Until Dawn: Rush of Blood VR, PS4 Review
Now the fuss and bother around the Playstation VR has come and gone, its a good time to take a look at the launch games that landed in the post this week.
Having had a restrained launch myself I was excited to see what Rush of Blood had to offer. I had seen generally underwhelming comments dandied around and to be honest it was a wrench for me to put the disc into the PS4.
However, its actually a lot more fun than I was led to believe.
Being a truly on-rails shooter (jokes aside please), the narrative finds a weak and flimsy way to throw you into a series of macabre fun fair rides that border between impossible and insanity. As protagonist you sit in a single seat roller coaster car, with an arsenal of weapons in each hand and a heady combination of freakish nightmare creatures to destroy. It’s brutal, bloody, sometimes makes you jump and buckets of fun.
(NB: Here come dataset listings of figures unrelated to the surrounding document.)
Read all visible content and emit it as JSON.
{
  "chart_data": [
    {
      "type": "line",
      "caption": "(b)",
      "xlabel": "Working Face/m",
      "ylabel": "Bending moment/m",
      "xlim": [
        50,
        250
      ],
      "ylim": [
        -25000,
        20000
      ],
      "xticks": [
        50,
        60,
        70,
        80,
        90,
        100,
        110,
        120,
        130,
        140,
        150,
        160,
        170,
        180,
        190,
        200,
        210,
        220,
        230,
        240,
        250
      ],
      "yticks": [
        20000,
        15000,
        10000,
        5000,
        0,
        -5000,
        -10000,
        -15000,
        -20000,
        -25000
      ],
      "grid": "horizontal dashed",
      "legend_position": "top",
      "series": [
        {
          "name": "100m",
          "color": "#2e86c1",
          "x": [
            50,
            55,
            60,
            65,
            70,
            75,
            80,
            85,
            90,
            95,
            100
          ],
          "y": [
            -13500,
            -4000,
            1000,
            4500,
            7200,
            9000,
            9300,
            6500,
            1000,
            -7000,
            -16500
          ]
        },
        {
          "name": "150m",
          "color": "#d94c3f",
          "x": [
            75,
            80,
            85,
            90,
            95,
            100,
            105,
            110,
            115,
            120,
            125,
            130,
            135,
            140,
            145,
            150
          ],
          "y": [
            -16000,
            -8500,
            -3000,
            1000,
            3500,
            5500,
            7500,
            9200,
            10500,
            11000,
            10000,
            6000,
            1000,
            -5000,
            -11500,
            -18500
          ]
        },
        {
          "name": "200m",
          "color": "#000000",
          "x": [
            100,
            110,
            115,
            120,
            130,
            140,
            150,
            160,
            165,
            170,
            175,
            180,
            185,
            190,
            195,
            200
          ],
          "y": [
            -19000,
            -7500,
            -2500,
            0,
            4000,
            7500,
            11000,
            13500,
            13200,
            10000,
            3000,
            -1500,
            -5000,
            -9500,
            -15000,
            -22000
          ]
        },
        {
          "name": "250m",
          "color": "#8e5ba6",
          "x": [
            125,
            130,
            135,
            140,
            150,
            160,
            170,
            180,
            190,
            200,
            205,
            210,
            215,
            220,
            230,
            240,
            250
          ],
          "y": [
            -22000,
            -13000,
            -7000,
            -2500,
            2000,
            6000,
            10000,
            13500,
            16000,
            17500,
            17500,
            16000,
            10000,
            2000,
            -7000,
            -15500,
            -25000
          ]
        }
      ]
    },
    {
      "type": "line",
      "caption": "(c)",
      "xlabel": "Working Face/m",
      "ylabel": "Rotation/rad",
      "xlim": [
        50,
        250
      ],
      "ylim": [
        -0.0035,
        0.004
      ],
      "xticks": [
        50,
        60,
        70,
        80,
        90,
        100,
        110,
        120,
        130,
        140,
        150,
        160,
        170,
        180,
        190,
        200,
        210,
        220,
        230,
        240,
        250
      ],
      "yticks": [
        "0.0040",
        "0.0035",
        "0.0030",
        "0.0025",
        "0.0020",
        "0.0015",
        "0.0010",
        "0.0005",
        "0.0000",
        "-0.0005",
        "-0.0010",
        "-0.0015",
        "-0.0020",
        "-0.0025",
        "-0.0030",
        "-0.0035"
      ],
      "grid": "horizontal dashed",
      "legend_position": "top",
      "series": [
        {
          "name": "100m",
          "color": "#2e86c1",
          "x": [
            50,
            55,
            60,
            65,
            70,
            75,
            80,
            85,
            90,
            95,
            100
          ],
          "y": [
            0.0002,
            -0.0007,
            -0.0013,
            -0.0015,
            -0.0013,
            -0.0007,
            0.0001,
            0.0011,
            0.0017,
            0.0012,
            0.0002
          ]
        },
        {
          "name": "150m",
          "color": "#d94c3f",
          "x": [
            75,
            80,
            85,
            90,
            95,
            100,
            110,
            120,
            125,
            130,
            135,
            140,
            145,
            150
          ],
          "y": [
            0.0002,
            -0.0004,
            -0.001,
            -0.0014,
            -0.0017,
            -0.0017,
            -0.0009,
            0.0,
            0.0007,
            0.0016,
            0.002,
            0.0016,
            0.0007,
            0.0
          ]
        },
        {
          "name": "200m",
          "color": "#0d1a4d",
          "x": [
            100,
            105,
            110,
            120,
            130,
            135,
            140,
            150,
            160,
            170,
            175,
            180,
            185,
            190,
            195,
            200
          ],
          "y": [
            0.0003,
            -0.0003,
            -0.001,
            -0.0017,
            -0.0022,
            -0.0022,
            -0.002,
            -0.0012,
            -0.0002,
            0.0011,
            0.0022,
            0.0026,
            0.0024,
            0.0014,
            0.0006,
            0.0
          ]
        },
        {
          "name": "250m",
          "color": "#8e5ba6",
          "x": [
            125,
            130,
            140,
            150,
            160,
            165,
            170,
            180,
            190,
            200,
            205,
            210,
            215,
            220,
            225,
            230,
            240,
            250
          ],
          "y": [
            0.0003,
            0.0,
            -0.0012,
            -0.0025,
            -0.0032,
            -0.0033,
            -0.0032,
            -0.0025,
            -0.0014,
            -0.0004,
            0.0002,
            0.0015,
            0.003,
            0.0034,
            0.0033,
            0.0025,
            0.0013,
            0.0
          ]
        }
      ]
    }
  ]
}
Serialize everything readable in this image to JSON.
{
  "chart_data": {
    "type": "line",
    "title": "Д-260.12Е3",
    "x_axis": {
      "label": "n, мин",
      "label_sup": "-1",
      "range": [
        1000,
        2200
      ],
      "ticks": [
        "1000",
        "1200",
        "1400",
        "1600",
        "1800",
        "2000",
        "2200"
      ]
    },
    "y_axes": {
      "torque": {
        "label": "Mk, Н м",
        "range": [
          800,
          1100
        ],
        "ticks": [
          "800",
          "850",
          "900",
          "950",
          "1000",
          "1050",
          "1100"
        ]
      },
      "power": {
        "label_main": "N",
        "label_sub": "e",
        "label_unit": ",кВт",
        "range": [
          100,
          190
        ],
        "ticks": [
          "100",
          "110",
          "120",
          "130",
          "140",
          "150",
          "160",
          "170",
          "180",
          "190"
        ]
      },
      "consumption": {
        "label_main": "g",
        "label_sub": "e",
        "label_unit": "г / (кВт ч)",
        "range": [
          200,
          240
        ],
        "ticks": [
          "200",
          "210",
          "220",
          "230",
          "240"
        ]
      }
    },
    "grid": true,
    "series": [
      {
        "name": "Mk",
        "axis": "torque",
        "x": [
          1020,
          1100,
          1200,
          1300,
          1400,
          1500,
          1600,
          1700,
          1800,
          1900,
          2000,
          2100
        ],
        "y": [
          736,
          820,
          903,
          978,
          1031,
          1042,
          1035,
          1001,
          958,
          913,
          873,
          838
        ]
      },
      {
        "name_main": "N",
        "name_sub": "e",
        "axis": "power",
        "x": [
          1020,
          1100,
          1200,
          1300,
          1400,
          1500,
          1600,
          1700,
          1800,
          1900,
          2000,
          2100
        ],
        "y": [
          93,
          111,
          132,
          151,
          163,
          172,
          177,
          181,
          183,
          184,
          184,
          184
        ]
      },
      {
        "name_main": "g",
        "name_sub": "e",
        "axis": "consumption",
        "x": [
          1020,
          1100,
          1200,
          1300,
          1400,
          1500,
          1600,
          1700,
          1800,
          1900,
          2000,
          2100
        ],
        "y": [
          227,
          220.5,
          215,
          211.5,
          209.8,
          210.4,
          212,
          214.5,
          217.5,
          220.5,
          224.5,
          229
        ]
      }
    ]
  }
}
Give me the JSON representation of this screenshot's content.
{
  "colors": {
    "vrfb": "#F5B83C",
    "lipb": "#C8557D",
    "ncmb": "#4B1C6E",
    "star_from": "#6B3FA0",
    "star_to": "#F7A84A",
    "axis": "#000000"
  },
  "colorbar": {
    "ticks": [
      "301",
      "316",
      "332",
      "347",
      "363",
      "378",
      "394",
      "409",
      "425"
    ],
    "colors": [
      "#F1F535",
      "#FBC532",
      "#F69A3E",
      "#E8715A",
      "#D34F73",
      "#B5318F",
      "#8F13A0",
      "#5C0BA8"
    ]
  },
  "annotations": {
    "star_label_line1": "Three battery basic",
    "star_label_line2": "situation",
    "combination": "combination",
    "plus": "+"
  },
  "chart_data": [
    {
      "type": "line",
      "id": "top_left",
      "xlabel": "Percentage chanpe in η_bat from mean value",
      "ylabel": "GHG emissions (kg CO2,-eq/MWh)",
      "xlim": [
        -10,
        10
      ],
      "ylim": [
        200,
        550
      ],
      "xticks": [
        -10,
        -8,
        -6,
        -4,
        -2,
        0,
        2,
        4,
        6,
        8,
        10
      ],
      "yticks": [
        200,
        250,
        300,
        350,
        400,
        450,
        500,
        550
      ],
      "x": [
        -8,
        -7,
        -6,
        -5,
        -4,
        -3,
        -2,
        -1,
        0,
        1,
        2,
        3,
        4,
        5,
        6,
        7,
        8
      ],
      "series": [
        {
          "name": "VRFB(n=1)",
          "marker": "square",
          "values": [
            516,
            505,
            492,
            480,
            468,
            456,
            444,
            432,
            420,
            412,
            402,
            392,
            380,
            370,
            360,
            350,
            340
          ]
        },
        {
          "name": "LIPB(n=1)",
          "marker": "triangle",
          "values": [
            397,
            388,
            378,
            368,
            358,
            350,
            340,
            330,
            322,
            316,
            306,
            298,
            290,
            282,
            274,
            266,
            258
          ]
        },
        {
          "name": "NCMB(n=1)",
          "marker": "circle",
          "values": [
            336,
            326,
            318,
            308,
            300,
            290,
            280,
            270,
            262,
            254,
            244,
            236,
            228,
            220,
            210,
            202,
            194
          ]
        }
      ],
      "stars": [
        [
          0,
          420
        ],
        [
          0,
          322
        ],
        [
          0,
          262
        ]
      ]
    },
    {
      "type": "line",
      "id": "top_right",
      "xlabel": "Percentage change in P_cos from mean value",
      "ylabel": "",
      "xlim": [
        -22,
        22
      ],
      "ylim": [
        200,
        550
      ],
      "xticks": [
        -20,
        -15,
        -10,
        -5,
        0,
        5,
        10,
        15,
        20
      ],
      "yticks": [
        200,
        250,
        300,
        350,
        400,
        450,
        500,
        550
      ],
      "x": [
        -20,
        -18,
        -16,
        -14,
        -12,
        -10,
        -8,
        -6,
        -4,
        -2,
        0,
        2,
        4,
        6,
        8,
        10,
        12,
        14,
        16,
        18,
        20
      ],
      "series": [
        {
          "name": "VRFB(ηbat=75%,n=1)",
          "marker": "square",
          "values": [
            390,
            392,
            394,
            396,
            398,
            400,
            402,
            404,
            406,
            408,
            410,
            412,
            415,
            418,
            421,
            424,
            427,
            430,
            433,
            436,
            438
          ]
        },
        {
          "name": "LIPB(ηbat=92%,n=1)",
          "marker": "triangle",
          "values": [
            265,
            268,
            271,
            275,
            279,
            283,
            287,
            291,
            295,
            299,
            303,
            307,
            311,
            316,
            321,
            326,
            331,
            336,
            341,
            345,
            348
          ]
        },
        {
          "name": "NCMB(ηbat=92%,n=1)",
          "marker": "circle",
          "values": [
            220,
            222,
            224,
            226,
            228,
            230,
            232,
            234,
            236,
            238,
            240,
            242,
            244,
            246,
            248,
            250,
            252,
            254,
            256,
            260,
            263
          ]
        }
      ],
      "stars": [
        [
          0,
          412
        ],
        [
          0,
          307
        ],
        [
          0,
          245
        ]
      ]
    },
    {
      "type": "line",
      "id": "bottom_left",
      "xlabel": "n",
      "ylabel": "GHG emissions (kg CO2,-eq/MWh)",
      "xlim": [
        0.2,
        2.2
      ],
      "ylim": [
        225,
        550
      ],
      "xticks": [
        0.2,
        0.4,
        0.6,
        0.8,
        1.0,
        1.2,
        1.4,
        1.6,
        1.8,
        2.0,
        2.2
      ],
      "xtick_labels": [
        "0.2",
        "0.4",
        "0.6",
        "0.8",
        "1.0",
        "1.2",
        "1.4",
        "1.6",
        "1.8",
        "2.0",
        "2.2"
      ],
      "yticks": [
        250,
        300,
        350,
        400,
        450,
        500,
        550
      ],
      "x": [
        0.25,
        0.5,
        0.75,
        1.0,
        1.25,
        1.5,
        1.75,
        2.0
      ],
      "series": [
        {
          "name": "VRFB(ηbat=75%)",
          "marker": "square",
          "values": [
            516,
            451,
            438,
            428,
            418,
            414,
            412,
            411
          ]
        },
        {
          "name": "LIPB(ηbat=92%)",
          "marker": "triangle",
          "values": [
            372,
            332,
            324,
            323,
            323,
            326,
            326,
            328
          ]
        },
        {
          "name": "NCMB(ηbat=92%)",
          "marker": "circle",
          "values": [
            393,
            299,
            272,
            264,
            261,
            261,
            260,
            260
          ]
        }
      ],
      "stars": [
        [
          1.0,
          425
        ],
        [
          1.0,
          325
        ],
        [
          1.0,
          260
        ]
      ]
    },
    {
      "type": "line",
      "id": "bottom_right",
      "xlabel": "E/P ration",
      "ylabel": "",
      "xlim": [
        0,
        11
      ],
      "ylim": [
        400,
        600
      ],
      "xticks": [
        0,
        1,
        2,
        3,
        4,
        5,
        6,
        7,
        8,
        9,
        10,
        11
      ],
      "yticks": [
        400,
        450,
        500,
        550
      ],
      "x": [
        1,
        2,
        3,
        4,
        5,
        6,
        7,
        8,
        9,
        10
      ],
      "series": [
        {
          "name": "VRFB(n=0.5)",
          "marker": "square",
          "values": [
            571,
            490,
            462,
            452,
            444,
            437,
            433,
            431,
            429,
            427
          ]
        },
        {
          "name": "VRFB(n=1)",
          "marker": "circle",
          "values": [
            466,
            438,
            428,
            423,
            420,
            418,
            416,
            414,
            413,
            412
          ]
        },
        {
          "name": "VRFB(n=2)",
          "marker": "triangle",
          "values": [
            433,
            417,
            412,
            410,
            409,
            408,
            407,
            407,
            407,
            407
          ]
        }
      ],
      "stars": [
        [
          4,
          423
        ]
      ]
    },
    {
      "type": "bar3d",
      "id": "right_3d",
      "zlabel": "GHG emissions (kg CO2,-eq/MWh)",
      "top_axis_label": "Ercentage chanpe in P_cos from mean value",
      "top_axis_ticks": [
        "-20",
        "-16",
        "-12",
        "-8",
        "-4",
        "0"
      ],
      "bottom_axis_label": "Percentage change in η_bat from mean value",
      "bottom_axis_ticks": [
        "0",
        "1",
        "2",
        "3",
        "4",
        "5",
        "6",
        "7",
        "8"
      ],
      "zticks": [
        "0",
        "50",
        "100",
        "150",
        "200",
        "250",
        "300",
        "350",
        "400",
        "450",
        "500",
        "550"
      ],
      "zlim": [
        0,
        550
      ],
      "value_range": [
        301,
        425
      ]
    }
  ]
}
Taking the Until Dawn franchise name the game offers a few shocking moments, but it s much more Hammer Schlock than refined fear inducing experience. I stopped listening to the waffling narrative pretty quickly, it’s all about exploring the relatively short levels and enjoying that thrill of ‘one more go’ before bed.
Rush of Blood scores well on moments, parts of the experience that are designed to make you jump – like the time you lean forward and a host of spiders crawl up over the cart front or look up to a noise and see a spider the size of a house wandering over the roof. They are also moments that are not particularly overused, the theme sees some characters popping back in for a bruising and there are multitudes of foot soldiers, but you don’t feel cheated in a cookie cutter way. The environments of the levels are dark and shadowy, but with plenty of variation. The pig level in particular tends to stay in the mind for a while.
Something I had not seen in previews were the actual roller coaster sequences, the cart moves pretty well and doesn’t throw any nausea at you, while it generally moves at a sedate pace there are times when the tracks are making impossible drops and twists that are actually good for a quick buzz.
Levels also have alternate pathways which open up by shooting a small target, its a nice touch for the completionist that wants to find all the collectively stuff.
Weapons vary from Uzi, pistol, sawn-off and explosive, they feel great and glow red when empty forcing you to reload and that’s my undoing, forgetting to reload the small magazines in the middle of a frenzied shootout. Handling is good and as long as you have calibrated the Move Controllers well they complete the suspension of disbelief.
Once you’ve been through it a couple of times there won’t be anything else to see, but its a nice title for showing of to the non-squeamish and is certainly worthy of being considered a game rather than experience or demo.
For me VR games have to win on three levels.
- Does it make you want one more go?
- It doesn’t make you motion sick.
- Can it play well in short bursts?
Rush of Blood hits all three for me.